Regarding noise removal by "Spectral noise removal"

Asked 2 years ago, Updated 2 years ago, 17 views

Play back audio with "Spectral Noise Removal"

When you run the program in the above question, the following message is displayed and the audio is played, but the noise removal cannot be completed.
Please tell me how to deal with it.

error message

FutureWarning: Pass hop_length=512, win_length=2048 as keyword args.From version 0.10 passing these as positional arguments will result in an error
  return librosa.istft(y,hop_length,win_length)

source code

import numpy as np
from scope.ndimage import maximum_filter1d

default(y, rate, threshold):
    """
    Args:
        - y —Signal data
        - rate —Sampling frequency
        - threshold —Threshold for noise determination
    Returns:
        - mask —Whether the amplitude is greater than or equal to the threshold.
        - y_mean —Sound Envelop
    """
    y_mean=maximum_filter1d(np.abs(y), mode="constant", size=rate//20)
    mask = [ mean > threshold for mean in y_mean ]
    return mask, y_mean

import librosa


n_ft = 2048 # Number of voice frames between STFT columns
hop_length = 512 # Number of voice frames between STFT columns
win_length=2048# Window Size
n_std_thresh=1.5# Threshold for how many standard deviations (dB of the mean at each frequency level) are greater than the mean of the noise to be considered a signal

def_stft(y,n_ft,hop_length,win_length):
    return librosa.stft(y=y, n_ft=n_ft, hop_length=hop_length, win_length=win_length)

def_amp_to_db(x):
    return librosa.core.amplitude_to_db(x,ref=1.0,amin=1e-20,top_db=80.0)



sample_rate = 32000

# Loading Audio Files
# noise_clip = open(r "C:\Users\1818067\birdvoice.wav")

path=r'C:\Users\Owner\Desktop\elect\birdvoice.wav'
sig,_=librosa.load(path,sr=sample_rate)

# noise data acquisition
mask, noise_clip = envelope(sig, sample_rate, threshold = 0.03)

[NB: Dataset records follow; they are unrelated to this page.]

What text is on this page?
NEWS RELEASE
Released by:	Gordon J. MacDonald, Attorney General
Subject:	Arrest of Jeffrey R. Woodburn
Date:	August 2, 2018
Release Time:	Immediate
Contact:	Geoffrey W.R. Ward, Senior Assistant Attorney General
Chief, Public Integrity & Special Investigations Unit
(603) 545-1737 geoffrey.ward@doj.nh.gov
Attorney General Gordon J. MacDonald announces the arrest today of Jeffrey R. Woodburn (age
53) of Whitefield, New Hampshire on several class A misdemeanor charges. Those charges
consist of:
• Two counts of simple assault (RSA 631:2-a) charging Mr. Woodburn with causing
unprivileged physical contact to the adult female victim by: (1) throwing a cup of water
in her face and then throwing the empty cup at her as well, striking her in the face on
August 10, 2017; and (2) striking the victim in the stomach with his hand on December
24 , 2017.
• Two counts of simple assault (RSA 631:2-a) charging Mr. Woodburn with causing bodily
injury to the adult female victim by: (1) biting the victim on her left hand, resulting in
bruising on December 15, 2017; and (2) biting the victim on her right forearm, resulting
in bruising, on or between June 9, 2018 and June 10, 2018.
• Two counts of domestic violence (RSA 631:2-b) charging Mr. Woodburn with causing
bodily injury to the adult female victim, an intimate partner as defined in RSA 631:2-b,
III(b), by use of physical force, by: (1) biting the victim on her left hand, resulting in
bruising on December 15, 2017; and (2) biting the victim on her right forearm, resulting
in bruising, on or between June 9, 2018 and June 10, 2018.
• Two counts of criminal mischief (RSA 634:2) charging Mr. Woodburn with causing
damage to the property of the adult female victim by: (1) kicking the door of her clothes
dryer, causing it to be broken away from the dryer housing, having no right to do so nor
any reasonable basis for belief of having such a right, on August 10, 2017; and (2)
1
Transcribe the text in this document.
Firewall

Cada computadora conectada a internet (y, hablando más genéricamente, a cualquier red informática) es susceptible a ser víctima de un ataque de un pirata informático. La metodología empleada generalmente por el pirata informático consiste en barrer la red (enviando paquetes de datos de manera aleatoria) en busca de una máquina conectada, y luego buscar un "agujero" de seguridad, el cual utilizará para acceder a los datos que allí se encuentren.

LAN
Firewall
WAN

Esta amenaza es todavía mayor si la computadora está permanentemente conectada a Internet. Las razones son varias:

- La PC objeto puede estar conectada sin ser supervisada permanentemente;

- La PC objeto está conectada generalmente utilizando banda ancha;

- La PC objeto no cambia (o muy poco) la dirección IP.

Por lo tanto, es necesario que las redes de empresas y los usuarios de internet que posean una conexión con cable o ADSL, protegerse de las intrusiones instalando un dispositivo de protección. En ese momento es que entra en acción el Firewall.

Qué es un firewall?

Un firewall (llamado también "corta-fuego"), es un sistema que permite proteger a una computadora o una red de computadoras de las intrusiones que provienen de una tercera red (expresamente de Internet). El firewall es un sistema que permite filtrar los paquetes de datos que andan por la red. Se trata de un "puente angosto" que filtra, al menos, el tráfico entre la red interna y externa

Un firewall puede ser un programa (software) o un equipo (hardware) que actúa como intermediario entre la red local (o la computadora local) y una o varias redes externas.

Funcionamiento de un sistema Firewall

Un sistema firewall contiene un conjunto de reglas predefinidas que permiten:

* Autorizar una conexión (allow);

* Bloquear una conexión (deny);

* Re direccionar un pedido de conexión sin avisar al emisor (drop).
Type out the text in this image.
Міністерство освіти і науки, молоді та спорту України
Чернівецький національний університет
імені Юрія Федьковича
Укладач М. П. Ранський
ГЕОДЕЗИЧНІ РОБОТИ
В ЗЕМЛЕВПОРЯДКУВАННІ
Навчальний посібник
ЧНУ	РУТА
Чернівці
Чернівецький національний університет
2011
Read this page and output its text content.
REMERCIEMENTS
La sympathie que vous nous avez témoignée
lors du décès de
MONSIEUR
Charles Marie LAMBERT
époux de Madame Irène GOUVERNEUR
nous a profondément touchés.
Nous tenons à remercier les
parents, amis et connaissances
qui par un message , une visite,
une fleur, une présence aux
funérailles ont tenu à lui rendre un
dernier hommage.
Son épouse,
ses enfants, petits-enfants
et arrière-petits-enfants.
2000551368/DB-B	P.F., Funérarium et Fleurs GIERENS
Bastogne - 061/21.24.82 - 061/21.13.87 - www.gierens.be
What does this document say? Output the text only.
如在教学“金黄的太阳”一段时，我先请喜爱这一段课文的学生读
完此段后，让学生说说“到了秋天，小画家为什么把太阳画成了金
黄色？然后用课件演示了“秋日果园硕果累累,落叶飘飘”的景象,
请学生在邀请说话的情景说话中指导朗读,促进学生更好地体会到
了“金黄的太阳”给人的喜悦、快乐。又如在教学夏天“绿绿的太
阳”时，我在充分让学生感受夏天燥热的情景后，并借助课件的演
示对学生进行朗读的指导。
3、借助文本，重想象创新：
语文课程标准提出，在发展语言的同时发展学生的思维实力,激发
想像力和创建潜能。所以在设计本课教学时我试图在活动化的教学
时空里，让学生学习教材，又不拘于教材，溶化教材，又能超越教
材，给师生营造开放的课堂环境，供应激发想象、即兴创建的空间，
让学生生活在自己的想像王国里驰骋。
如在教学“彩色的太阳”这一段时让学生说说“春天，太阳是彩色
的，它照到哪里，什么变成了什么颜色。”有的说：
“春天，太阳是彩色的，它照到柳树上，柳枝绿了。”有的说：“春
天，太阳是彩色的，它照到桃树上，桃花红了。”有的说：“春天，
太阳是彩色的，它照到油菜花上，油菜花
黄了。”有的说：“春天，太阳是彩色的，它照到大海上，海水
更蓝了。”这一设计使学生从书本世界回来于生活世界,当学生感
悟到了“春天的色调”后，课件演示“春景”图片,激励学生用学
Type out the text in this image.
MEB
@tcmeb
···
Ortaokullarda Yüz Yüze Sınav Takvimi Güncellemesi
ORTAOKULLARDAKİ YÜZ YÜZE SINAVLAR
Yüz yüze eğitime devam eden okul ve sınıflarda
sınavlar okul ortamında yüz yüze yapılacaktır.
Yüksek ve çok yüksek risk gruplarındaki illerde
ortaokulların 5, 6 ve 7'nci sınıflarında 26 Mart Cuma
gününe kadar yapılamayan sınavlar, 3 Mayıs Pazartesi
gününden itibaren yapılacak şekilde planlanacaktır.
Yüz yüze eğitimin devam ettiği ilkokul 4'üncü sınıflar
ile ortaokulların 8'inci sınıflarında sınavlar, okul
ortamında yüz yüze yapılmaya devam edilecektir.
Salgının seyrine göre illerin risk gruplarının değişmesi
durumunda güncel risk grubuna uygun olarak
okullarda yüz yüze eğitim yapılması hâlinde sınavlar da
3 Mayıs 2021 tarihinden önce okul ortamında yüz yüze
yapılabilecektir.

noise_stft =_stft(noise_clip, n_ft, hop_length, win_length)
noise_stft_db =_amp_to_db(np.abs(noise_stft))# Convert to dB

mean_freq_noise=np.mean(noise_stft_db,axis=1)
std_freq_noise=np.std(noise_stft_db,axis=1)
noise_thresh = mean_freq_noise+std_freq_noise*n_std_thresh


import scipy


n_grad_freq = 2# Number of frequency channels to be smoothed by the mask
n_grad_time=4#Number of time channels to smooth using the mask
prop_decrease=1.0# How much noise do you reduce?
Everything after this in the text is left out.